Competencies, as a concept for performance management, have been around since the early 70’s. The idea of looking at what and how an employee does a job, can be a great indicator of their performance, so it makes sense to measure employees against their individual competencies. On August 18, 1988 President George HW Bush delivered a speech where he spoke of a “kinder, gentler” nation. In my opinion, this marked the beginning of the trophy generation or era of participation awards. Everyone wins something, whether you win the event or not, effectively creating a softer, gentler workforce.
A little background
Competencies are defined as the ability to do something successfully or efficiently. Competencies are what people need to be successful in their jobs. Job competencies are not the same as a job task, this often gets confused or mixed up. Competencies include all the related knowledge, skills, abilities, and attributes that form a person’s job. This set of context-specific qualities is correlated with superior job performance and when used correctly, can be used as a standard, against which to measure job performance as well as to develop, recruit, and hire employees.
Competencies provide organizations with a way to define, in behavioral terms, what it is people need to do to produce the results the organization desires, in a way that is in keeping with its culture. By having competencies defined in the organization, it allows employees to know what they need to be productive. When properly defined, competencies, allow organizations to evaluate the extent behaviors employees are fully demonstrating and where they may be lacking.

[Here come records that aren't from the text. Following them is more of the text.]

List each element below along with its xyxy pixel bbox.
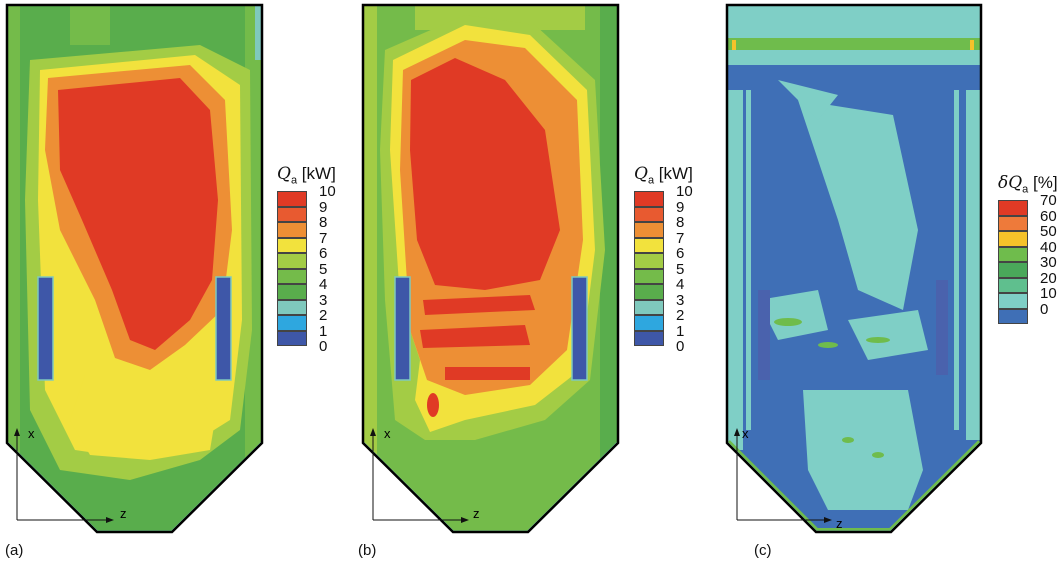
contour-plot-b: x z bbox=[361, 3, 620, 534]
colorbar-swatch bbox=[998, 231, 1028, 247]
colorbar-swatch bbox=[998, 262, 1028, 278]
panel-label-c: (c) bbox=[754, 542, 772, 559]
colorbar-swatch bbox=[998, 200, 1028, 216]
colorbar-tick-label: 30 bbox=[1040, 254, 1057, 271]
axis-indicator-c: x z bbox=[734, 426, 843, 531]
panel-b: x z Qa [kW] 10 9 8 7 6 5 4 3 2 1 0 (b) bbox=[355, 0, 700, 567]
colorbar-a: 10 9 8 7 6 5 4 3 2 1 0 bbox=[277, 184, 336, 354]
colorbar-swatch bbox=[634, 299, 664, 315]
colorbar-tick-label: 10 bbox=[319, 183, 336, 200]
colorbar-swatch bbox=[998, 277, 1028, 293]
axis-z-label: z bbox=[120, 506, 127, 521]
colorbar-swatch bbox=[277, 330, 307, 346]
colorbar-tick-label: 0 bbox=[676, 338, 685, 355]
colorbar-swatch bbox=[998, 308, 1028, 324]
colorbar-c: 70 60 50 40 30 20 10 0 bbox=[998, 193, 1058, 324]
colorbar-tick-label: 1 bbox=[676, 322, 685, 340]
colorbar-tick-label: 8 bbox=[319, 214, 328, 231]
colorbar-swatch bbox=[277, 206, 307, 222]
colorbar-swatch bbox=[634, 206, 664, 222]
axis-x-label: x bbox=[384, 426, 391, 441]
panel-a: x z Qa [kW] 10 9 8 7 6 5 4 3 2 1 0 (a) bbox=[0, 0, 340, 567]
colorbar-swatch bbox=[998, 215, 1028, 231]
colorbar-tick-label: 7 bbox=[676, 229, 685, 247]
axis-indicator-b: x z bbox=[370, 426, 480, 523]
legend-title-c: δQa [%] bbox=[998, 173, 1058, 196]
colorbar-swatch bbox=[998, 246, 1028, 262]
colorbar-tick-label: 4 bbox=[676, 276, 685, 293]
colorbar-b: 10 9 8 7 6 5 4 3 2 1 0 bbox=[634, 184, 693, 354]
colorbar-swatch bbox=[998, 293, 1028, 309]
axis-indicator-a: x z bbox=[14, 426, 127, 523]
contour-plot-c: x z bbox=[725, 3, 983, 534]
panel-c: x z δQa [%] 70 60 50 40 30 20 10 0 (c) bbox=[718, 0, 1062, 567]
colorbar-tick-label: 0 bbox=[1040, 300, 1049, 318]
legend-b: Qa [kW] 10 9 8 7 6 5 4 3 2 1 0 bbox=[634, 163, 693, 354]
colorbar-swatch bbox=[277, 284, 307, 300]
colorbar-tick-label: 5 bbox=[676, 260, 685, 278]
contour-plot-a: x z bbox=[5, 3, 264, 534]
colorbar-swatch bbox=[277, 237, 307, 253]
colorbar-tick-label: 10 bbox=[1040, 285, 1057, 302]
legend-title-a: Qa [kW] bbox=[277, 164, 336, 187]
colorbar-swatch bbox=[634, 268, 664, 284]
colorbar-swatch bbox=[634, 237, 664, 253]
colorbar-swatch bbox=[634, 330, 664, 346]
colorbar-tick-label: 3 bbox=[676, 291, 685, 309]
colorbar-swatch bbox=[277, 191, 307, 207]
colorbar-tick-label: 60 bbox=[1040, 207, 1057, 225]
colorbar-swatch bbox=[277, 253, 307, 269]
colorbar-tick-label: 50 bbox=[1040, 223, 1057, 240]
panel-label-a: (a) bbox=[5, 542, 24, 559]
burner-right-c bbox=[936, 280, 948, 375]
legend-a: Qa [kW] 10 9 8 7 6 5 4 3 2 1 0 bbox=[277, 163, 336, 354]
colorbar-swatch bbox=[634, 191, 664, 207]
colorbar-tick-label: 2 bbox=[319, 307, 328, 324]
colorbar-tick-label: 8 bbox=[676, 214, 685, 231]
burner-left-c bbox=[758, 290, 770, 380]
colorbar-tick-label: 9 bbox=[319, 198, 328, 216]
colorbar-tick-label: 7 bbox=[319, 229, 328, 247]
panel-label-b: (b) bbox=[358, 542, 377, 559]
colorbar-swatch bbox=[634, 284, 664, 300]
burner-right-b bbox=[571, 276, 588, 381]
legend-c: δQa [%] 70 60 50 40 30 20 10 0 bbox=[998, 172, 1058, 324]
colorbar-swatch bbox=[634, 253, 664, 269]
axis-x-label: x bbox=[742, 426, 749, 441]
colorbar-swatch bbox=[634, 222, 664, 238]
axis-z-label: z bbox=[836, 516, 843, 531]
colorbar-swatch bbox=[277, 299, 307, 315]
burner-left-a bbox=[37, 276, 54, 381]
burner-left-b bbox=[394, 276, 411, 381]
colorbar-tick-label: 3 bbox=[319, 291, 328, 309]
colorbar-swatch bbox=[277, 268, 307, 284]
axis-x-label: x bbox=[28, 426, 35, 441]
colorbar-tick-label: 2 bbox=[676, 307, 685, 324]
colorbar-swatch bbox=[277, 315, 307, 331]
colorbar-tick-label: 9 bbox=[676, 198, 685, 216]
colorbar-tick-label: 4 bbox=[319, 276, 328, 293]
burner-right-a bbox=[215, 276, 232, 381]
colorbar-tick-label: 1 bbox=[319, 322, 328, 340]
colorbar-tick-label: 40 bbox=[1040, 238, 1057, 256]
colorbar-tick-label: 5 bbox=[319, 260, 328, 278]
colorbar-tick-label: 10 bbox=[676, 183, 693, 200]
colorbar-tick-label: 70 bbox=[1040, 192, 1057, 209]
colorbar-tick-label: 20 bbox=[1040, 269, 1057, 287]
colorbar-tick-label: 0 bbox=[319, 338, 328, 355]
colorbar-swatch bbox=[277, 222, 307, 238]
legend-title-b: Qa [kW] bbox=[634, 164, 693, 187]
axis-z-label: z bbox=[473, 506, 480, 521]
colorbar-tick-label: 6 bbox=[319, 245, 328, 262]
colorbar-tick-label: 6 bbox=[676, 245, 685, 262]
colorbar-swatch bbox=[634, 315, 664, 331]
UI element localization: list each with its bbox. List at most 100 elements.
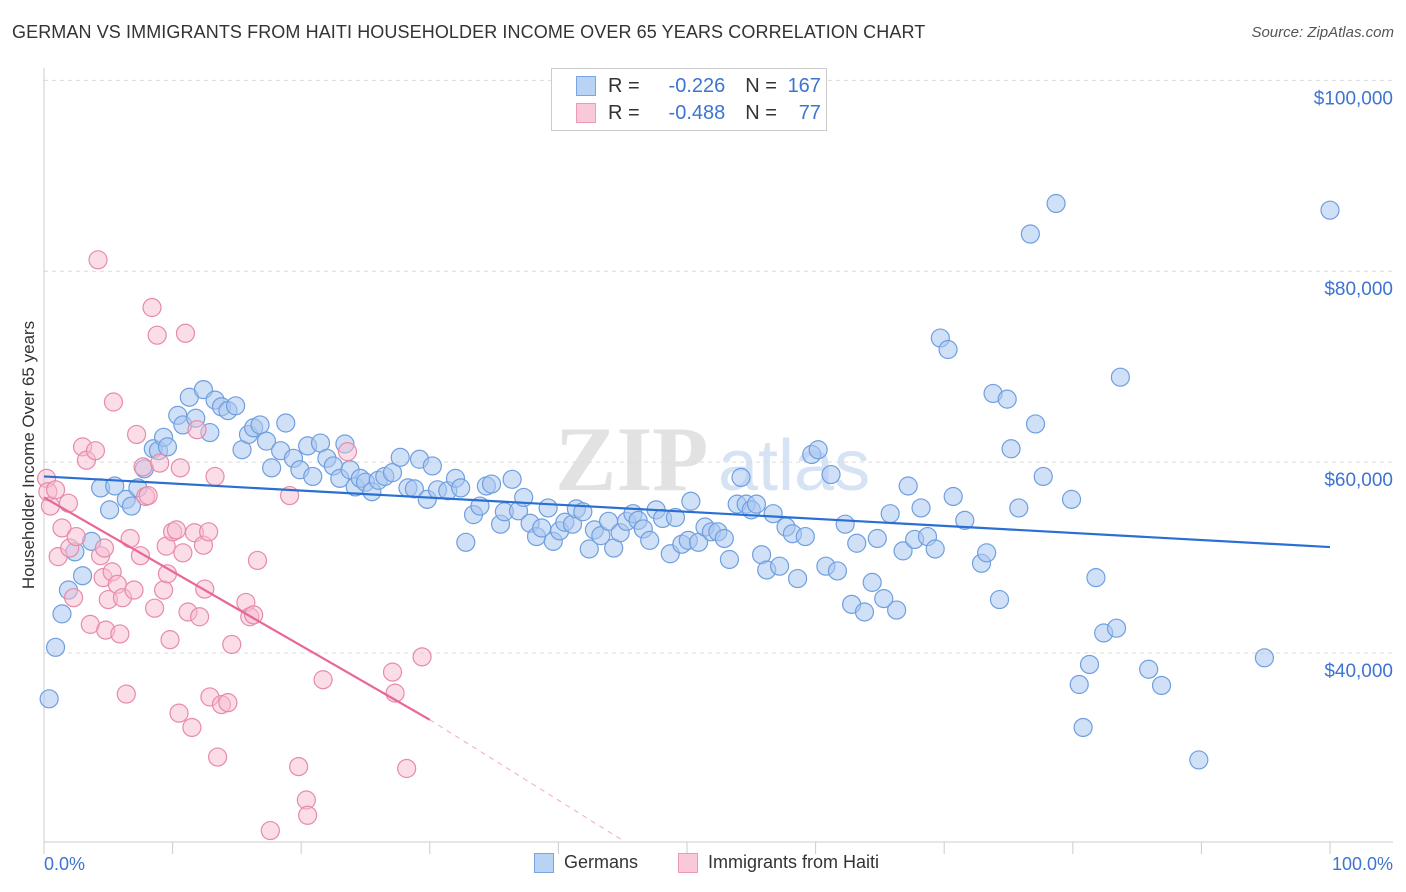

Dreyfus and Dreyfus  introduced nomenclature for the levels of competence in competency development. The causative reasoning of such a language of levels of competency may be seen in their paper on Calculative Rationality titled, "From Socrates to Expert Systems: The Limits and Dangers of Calculative Rationality". The five levels proposed by Dreyfus and Dreyfus were:
- Novice: Rule-based behavior, strongly limited and inflexible
- Experienced Beginner: Incorporates aspects of the situation
- Practitioner: Acting consciously from long-term goals and plans
- Knowledgeable practitioner: Sees the situation as a whole and acts from personal conviction
- Expert: Has an intuitive understanding of the situation and zooms in on the central aspects
When used correctly, competencies can give one some insight into how an employee will perform or how they have performed. This is great information for recruiting or succession planning. Competencies can also be used in performance management as long as it is done correctly.